Образы возникли у Оливии перед глазами, достаточно яркие, чтобы заставить её забыть о неприятных чувствах.
— Как это должно быть замечательно, — проговорила она. — Грациозная лодка плывёт по Нилу, матросы в белых одеждах и тюрбанах. Полностью отличатся от всего этого.
Она махнула рукой, обводя двор.
— Вы скользите посередине реки. Рядом с другой стороны раскинулся великолепный вид. Полоса зелени с буйной растительностью. Где заканчивается зелень, начинаются пустыня и горы, и там, среди них, виднеются храмы и гробницы, призраки древнего мира.
Они уже вошли внутрь к тому времени, как Оливия закончила описывать своё видение. Она обнаружила, что Лайл рассматривает её так, словно неведомую закорючку на обломке камня.
— Что? — спросила она. — Что такое?
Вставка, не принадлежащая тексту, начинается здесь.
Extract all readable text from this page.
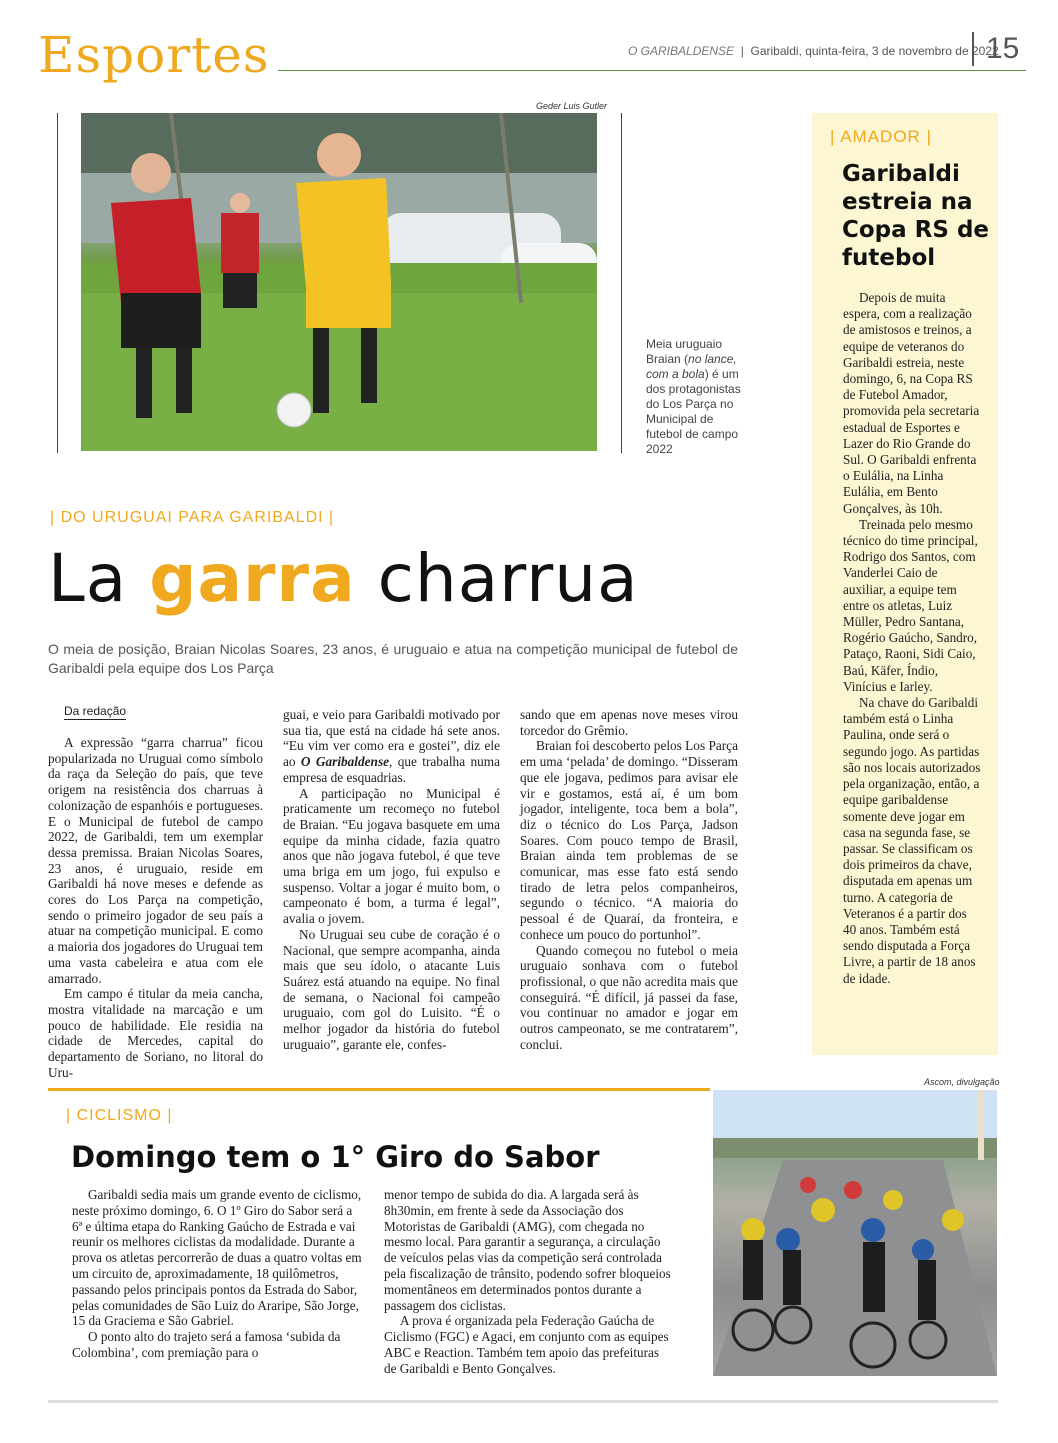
Esportes	O GARIBALDENSE  |  Garibaldi, quinta-feira, 3 de novembro de 2022
15
Geder Luis Gutler
Meia uruguaio Braian (no lance, com a bola) é um dos protagonistas do Los Parça no Municipal de futebol de campo 2022
| AMADOR |
Garibaldi estreia na Copa RS de futebol

Depois de muita espera, com a realização de amistosos e treinos, a equipe de veteranos do Garibaldi estreia, neste domingo, 6, na Copa RS de Futebol Amador, promovida pela secretaria estadual de Esportes e Lazer do Rio Grande do Sul. O Garibaldi enfrenta o Eulália, na Linha Eulália, em Bento Gonçalves, às 10h.

Treinada pelo mesmo técnico do time principal, Rodrigo dos Santos, com Vanderlei Caio de auxiliar, a equipe tem entre os atletas, Luiz Müller, Pedro Santana, Rogério Gaúcho, Sandro, Pataço, Raoni, Sidi Caio, Baú, Käfer, Índio, Vinícius e Iarley.

Na chave do Garibaldi também está o Linha Paulina, onde será o segundo jogo. As partidas são nos locais autorizados pela organização, então, a equipe garibaldense somente deve jogar em casa na segunda fase, se passar. Se classificam os dois primeiros da chave, disputada em apenas um turno. A categoria de Veteranos é a partir dos 40 anos. Também está sendo disputada a Força Livre, a partir de 18 anos de idade.

| DO URUGUAI PARA GARIBALDI |
La garra charrua
O meia de posição, Braian Nicolas Soares, 23 anos, é uruguaio e atua na competição municipal de futebol de Garibaldi pela equipe dos Los Parça
Da redação

A expressão “garra charrua” ficou popularizada no Uruguai como símbolo da raça da Seleção do país, que teve origem na resistência dos charruas à colonização de espanhóis e portugueses. E o Municipal de futebol de campo 2022, de Garibaldi, tem um exemplar dessa premissa. Braian Nicolas Soares, 23 anos, é uruguaio, reside em Garibaldi há nove meses e defende as cores do Los Parça na competição, sendo o primeiro jogador de seu país a atuar na competição municipal. E como a maioria dos jogadores do Uruguai tem uma vasta cabeleira e atua com ele amarrado.

Em campo é titular da meia cancha, mostra vitalidade na marcação e um pouco de habilidade. Ele residia na cidade de Mercedes, capital do departamento de Soriano, no litoral do Uru-

guai, e veio para Garibaldi motivado por sua tia, que está na cidade há sete anos. “Eu vim ver como era e gostei”, diz ele ao O Garibaldense, que trabalha numa empresa de esquadrias.

A participação no Municipal é praticamente um recomeço no futebol de Braian. “Eu jogava basquete em uma equipe da minha cidade, fazia quatro anos que não jogava futebol, é que teve uma briga em um jogo, fui expulso e suspenso. Voltar a jogar é muito bom, o campeonato é bom, a turma é legal”, avalia o jovem.

No Uruguai seu cube de coração é o Nacional, que sempre acompanha, ainda mais que seu ídolo, o atacante Luis Suárez está atuando na equipe. No final de semana, o Nacional foi campeão uruguaio, com gol do Luisito. “É o melhor jogador da história do futebol uruguaio”, garante ele, confes-

sando que em apenas nove meses virou torcedor do Grêmio.

Braian foi descoberto pelos Los Parça em uma ‘pelada’ de domingo. “Disseram que ele jogava, pedimos para avisar ele vir e gostamos, está aí, é um bom jogador, inteligente, toca bem a bola”, diz o técnico do Los Parça, Jadson Soares. Com pouco tempo de Brasil, Braian ainda tem problemas de se comunicar, mas esse fato está sendo tirado de letra pelos companheiros, segundo o técnico. “A maioria do pessoal é de Quaraí, da fronteira, e conhece um pouco do portunhol”.

Quando começou no futebol o meia uruguaio sonhava com o futebol profissional, o que não acredita mais que conseguirá. “É difícil, já passei da fase, vou continuar no amador e jogar em outros campeonato, se me contratarem”, conclui.

Ascom, divulgação
| CICLISMO |
Domingo tem o 1° Giro do Sabor

Garibaldi sedia mais um grande evento de ciclismo, neste próximo domingo, 6. O 1º Giro do Sabor será a 6ª e última etapa do Ranking Gaúcho de Estrada e vai reunir os melhores ciclistas da modalidade. Durante a prova os atletas percorrerão de duas a quatro voltas em um circuito de, aproximadamente, 18 quilômetros, passando pelos principais pontos da Estrada do Sabor, pelas comunidades de São Luiz do Araripe, São Jorge, 15 da Graciema e São Gabriel.

O ponto alto do trajeto será a famosa ‘subida da Colombina’, com premiação para o

menor tempo de subida do dia. A largada será às 8h30min, em frente à sede da Associação dos Motoristas de Garibaldi (AMG), com chegada no mesmo local. Para garantir a segurança, a circulação de veículos pelas vias da competição será controlada pela fiscalização de trânsito, podendo sofrer bloqueios momentâneos em determinados pontos durante a passagem dos ciclistas.

A prova é organizada pela Federação Gaúcha de Ciclismo (FGC) e Agaci, em conjunto com as equipes ABC e Reaction. Também tem apoio das prefeituras de Garibaldi e Bento Gonçalves.
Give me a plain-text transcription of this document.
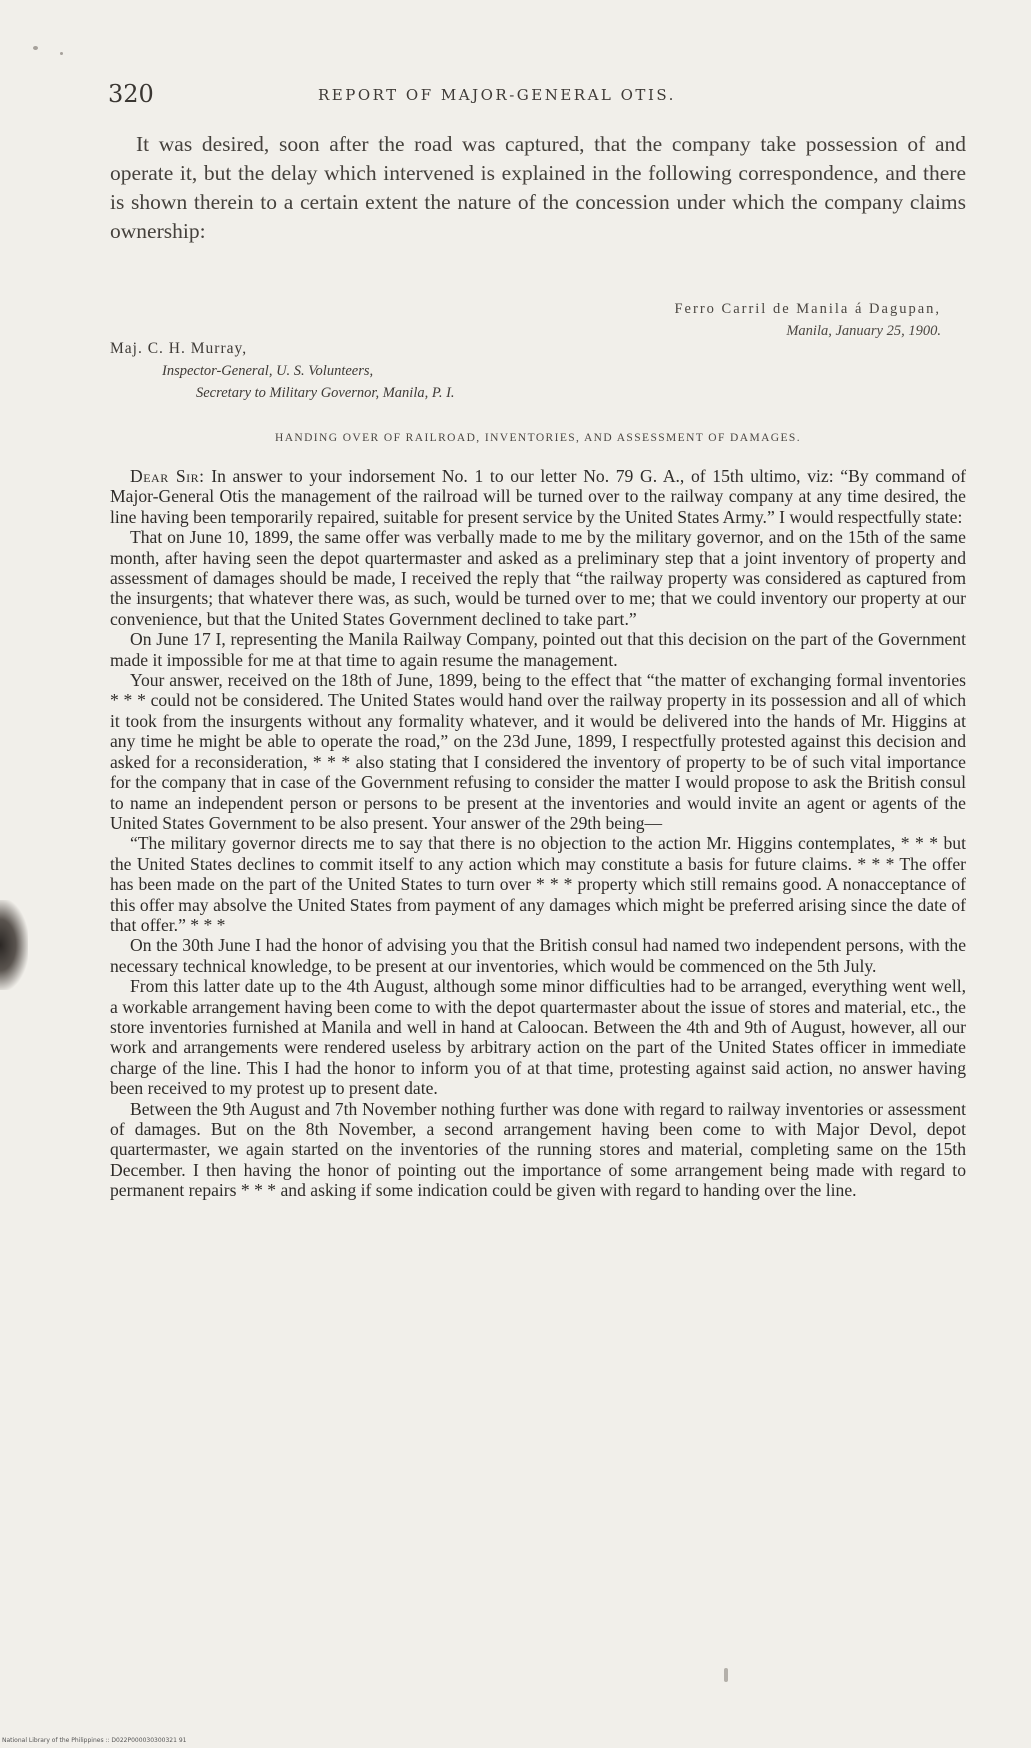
320	REPORT OF MAJOR-GENERAL OTIS.

It was desired, soon after the road was captured, that the company take possession of and operate it, but the delay which intervened is explained in the following correspondence, and there is shown therein to a certain extent the nature of the concession under which the company claims ownership:

Ferro Carril de Manila á Dagupan,
Manila, January 25, 1900.
Maj. C. H. Murray,
Inspector-General, U. S. Volunteers,
Secretary to Military Governor, Manila, P. I.
HANDING OVER OF RAILROAD, INVENTORIES, AND ASSESSMENT OF DAMAGES.

Dear Sir: In answer to your indorsement No. 1 to our letter No. 79 G. A., of 15th ultimo, viz: “By command of Major-General Otis the management of the railroad will be turned over to the railway company at any time desired, the line having been temporarily repaired, suitable for present service by the United States Army.” I would respectfully state:

That on June 10, 1899, the same offer was verbally made to me by the military governor, and on the 15th of the same month, after having seen the depot quartermaster and asked as a preliminary step that a joint inventory of property and assessment of damages should be made, I received the reply that “the railway property was considered as captured from the insurgents; that whatever there was, as such, would be turned over to me; that we could inventory our property at our convenience, but that the United States Government declined to take part.”

On June 17 I, representing the Manila Railway Company, pointed out that this decision on the part of the Government made it impossible for me at that time to again resume the management.

Your answer, received on the 18th of June, 1899, being to the effect that “the matter of exchanging formal inventories * * * could not be considered. The United States would hand over the railway property in its possession and all of which it took from the insurgents without any formality whatever, and it would be delivered into the hands of Mr. Higgins at any time he might be able to operate the road,” on the 23d June, 1899, I respectfully protested against this decision and asked for a reconsideration, * * * also stating that I considered the inventory of property to be of such vital importance for the company that in case of the Government refusing to consider the matter I would propose to ask the British consul to name an independent person or persons to be present at the inventories and would invite an agent or agents of the United States Government to be also present. Your answer of the 29th being—

“The military governor directs me to say that there is no objection to the action Mr. Higgins contemplates, * * * but the United States declines to commit itself to any action which may constitute a basis for future claims. * * * The offer has been made on the part of the United States to turn over * * * property which still remains good. A nonacceptance of this offer may absolve the United States from payment of any damages which might be preferred arising since the date of that offer.” * * *

On the 30th June I had the honor of advising you that the British consul had named two independent persons, with the necessary technical knowledge, to be present at our inventories, which would be commenced on the 5th July.

From this latter date up to the 4th August, although some minor difficulties had to be arranged, everything went well, a workable arrangement having been come to with the depot quartermaster about the issue of stores and material, etc., the store inventories furnished at Manila and well in hand at Caloocan. Between the 4th and 9th of August, however, all our work and arrangements were rendered useless by arbitrary action on the part of the United States officer in immediate charge of the line. This I had the honor to inform you of at that time, protesting against said action, no answer having been received to my protest up to present date.

Between the 9th August and 7th November nothing further was done with regard to railway inventories or assessment of damages. But on the 8th November, a second arrangement having been come to with Major Devol, depot quartermaster, we again started on the inventories of the running stores and material, completing same on the 15th December. I then having the honor of pointing out the importance of some arrangement being made with regard to permanent repairs * * * and asking if some indication could be given with regard to handing over the line.

National Library of the Philippines :: D022P000030300321 91
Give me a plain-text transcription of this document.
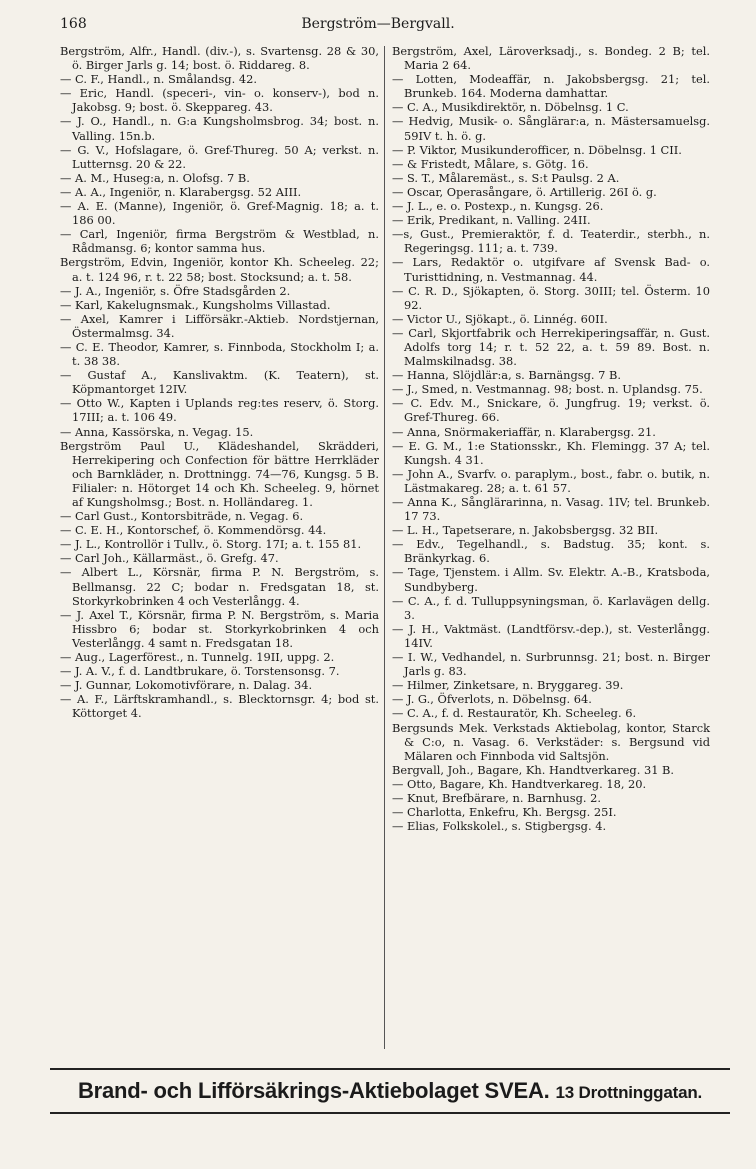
168	Bergström—Bergvall.

Bergström, Alfr., Handl. (div.-), s. Svartensg. 28 & 30, ö. Birger Jarls g. 14; bost. ö. Riddareg. 8.

— C. F., Handl., n. Smålandsg. 42.

— Eric, Handl. (speceri-, vin- o. konserv-), bod n. Jakobsg. 9; bost. ö. Skeppareg. 43.

— J. O., Handl., n. G:a Kungsholmsbrog. 34; bost. n. Valling. 15n.b.

— G. V., Hofslagare, ö. Gref-Thureg. 50 A; verkst. n. Lutternsg. 20 & 22.

— A. M., Huseg:a, n. Olofsg. 7 B.

— A. A., Ingeniör, n. Klarabergsg. 52 AIII.

— A. E. (Manne), Ingeniör, ö. Gref-Magnig. 18; a. t. 186 00.

— Carl, Ingeniör, firma Bergström & Westblad, n. Rådmansg. 6; kontor samma hus.

Bergström, Edvin, Ingeniör, kontor Kh. Scheeleg. 22; a. t. 124 96, r. t. 22 58; bost. Stocksund; a. t. 58.

— J. A., Ingeniör, s. Öfre Stadsgården 2.

— Karl, Kakelugnsmak., Kungsholms Villastad.

— Axel, Kamrer i Lifförsäkr.-Aktieb. Nordstjernan, Östermalmsg. 34.

— C. E. Theodor, Kamrer, s. Finnboda, Stockholm I; a. t. 38 38.

— Gustaf A., Kanslivaktm. (K. Teatern), st. Köpmantorget 12IV.

— Otto W., Kapten i Uplands reg:tes reserv, ö. Storg. 17III; a. t. 106 49.

— Anna, Kassörska, n. Vegag. 15.

Bergström Paul U., Klädeshandel, Skrädderi, Herrekipering och Confection för bättre Herrkläder och Barnkläder, n. Drottningg. 74—76, Kungsg. 5 B. Filialer: n. Hötorget 14 och Kh. Scheeleg. 9, hörnet af Kungsholmsg.; Bost. n. Holländareg. 1.

— Carl Gust., Kontorsbiträde, n. Vegag. 6.

— C. E. H., Kontorschef, ö. Kommendörsg. 44.

— J. L., Kontrollör i Tullv., ö. Storg. 17I; a. t. 155 81.

— Carl Joh., Källarmäst., ö. Grefg. 47.

— Albert L., Körsnär, firma P. N. Bergström, s. Bellmansg. 22 C; bodar n. Fredsgatan 18, st. Storkyrkobrinken 4 och Vesterlångg. 4.

— J. Axel T., Körsnär, firma P. N. Bergström, s. Maria Hissbro 6; bodar st. Storkyrkobrinken 4 och Vesterlångg. 4 samt n. Fredsgatan 18.

— Aug., Lagerförest., n. Tunnelg. 19II, uppg. 2.

— J. A. V., f. d. Landtbrukare, ö. Torstensonsg. 7.

— J. Gunnar, Lokomotivförare, n. Dalag. 34.

— A. F., Lärftskramhandl., s. Blecktornsgr. 4; bod st. Köttorget 4.

Bergström, Axel, Läroverksadj., s. Bondeg. 2 B; tel. Maria 2 64.

— Lotten, Modeaffär, n. Jakobsbergsg. 21; tel. Brunkeb. 164. Moderna damhattar.

— C. A., Musikdirektör, n. Döbelnsg. 1 C.

— Hedvig, Musik- o. Sånglärar:a, n. Mästersamuelsg. 59IV t. h. ö. g.

— P. Viktor, Musikunderofficer, n. Döbelnsg. 1 CII.

— & Fristedt, Målare, s. Götg. 16.

— S. T., Målaremäst., s. S:t Paulsg. 2 A.

— Oscar, Operasångare, ö. Artillerig. 26I ö. g.

— J. L., e. o. Postexp., n. Kungsg. 26.

— Erik, Predikant, n. Valling. 24II.

—s, Gust., Premieraktör, f. d. Teaterdir., sterbh., n. Regeringsg. 111; a. t. 739.

— Lars, Redaktör o. utgifvare af Svensk Bad- o. Turisttidning, n. Vestmannag. 44.

— C. R. D., Sjökapten, ö. Storg. 30III; tel. Österm. 10 92.

— Victor U., Sjökapt., ö. Linnég. 60II.

— Carl, Skjortfabrik och Herrekiperingsaffär, n. Gust. Adolfs torg 14; r. t. 52 22, a. t. 59 89. Bost. n. Malmskilnadsg. 38.

— Hanna, Slöjdlär:a, s. Barnängsg. 7 B.

— J., Smed, n. Vestmannag. 98; bost. n. Uplandsg. 75.

— C. Edv. M., Snickare, ö. Jungfrug. 19; verkst. ö. Gref-Thureg. 66.

— Anna, Snörmakeriaffär, n. Klarabergsg. 21.

— E. G. M., 1:e Stationsskr., Kh. Flemingg. 37 A; tel. Kungsh. 4 31.

— John A., Svarfv. o. paraplym., bost., fabr. o. butik, n. Lästmakareg. 28; a. t. 61 57.

— Anna K., Sånglärarinna, n. Vasag. 1IV; tel. Brunkeb. 17 73.

— L. H., Tapetserare, n. Jakobsbergsg. 32 BII.

— Edv., Tegelhandl., s. Badstug. 35; kont. s. Bränkyrkag. 6.

— Tage, Tjenstem. i Allm. Sv. Elektr. A.-B., Kratsboda, Sundbyberg.

— C. A., f. d. Tulluppsyningsman, ö. Karlavägen dellg. 3.

— J. H., Vaktmäst. (Landtförsv.-dep.), st. Vesterlångg. 14IV.

— I. W., Vedhandel, n. Surbrunnsg. 21; bost. n. Birger Jarls g. 83.

— Hilmer, Zinketsare, n. Bryggareg. 39.

— J. G., Öfverlots, n. Döbelnsg. 64.

— C. A., f. d. Restauratör, Kh. Scheeleg. 6.

Bergsunds Mek. Verkstads Aktiebolag, kontor, Starck & C:o, n. Vasag. 6. Verkstäder: s. Bergsund vid Mälaren och Finnboda vid Saltsjön.

Bergvall, Joh., Bagare, Kh. Handtverkareg. 31 B.

— Otto, Bagare, Kh. Handtverkareg. 18, 20.

— Knut, Brefbärare, n. Barnhusg. 2.

— Charlotta, Enkefru, Kh. Bergsg. 25I.

— Elias, Folkskolel., s. Stigbergsg. 4.

Brand- och Lifförsäkrings-Aktiebolaget SVEA. 13 Drottninggatan.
У меня слишком открыта шея?
— Как легко это у тебя выходит, — сказал он. — Воображать.
Для неё оно так же естественно, как дышать.
— В данном случае это больше похоже на воспоминание, — ответила девушка. — Ты посылал мне свои рисунки и акварели, и у нас есть целые горы книг.
Большинство книг приобрела она, чтобы следить за путешествиями, о которых он писал.
— Я не вижу это так, как видишь ты, но я могу понять, как тебе всего этого не хватает.
— Тогда почему… — Граф умолк, покачав головой. — Но нет. Мы объявили перемирие.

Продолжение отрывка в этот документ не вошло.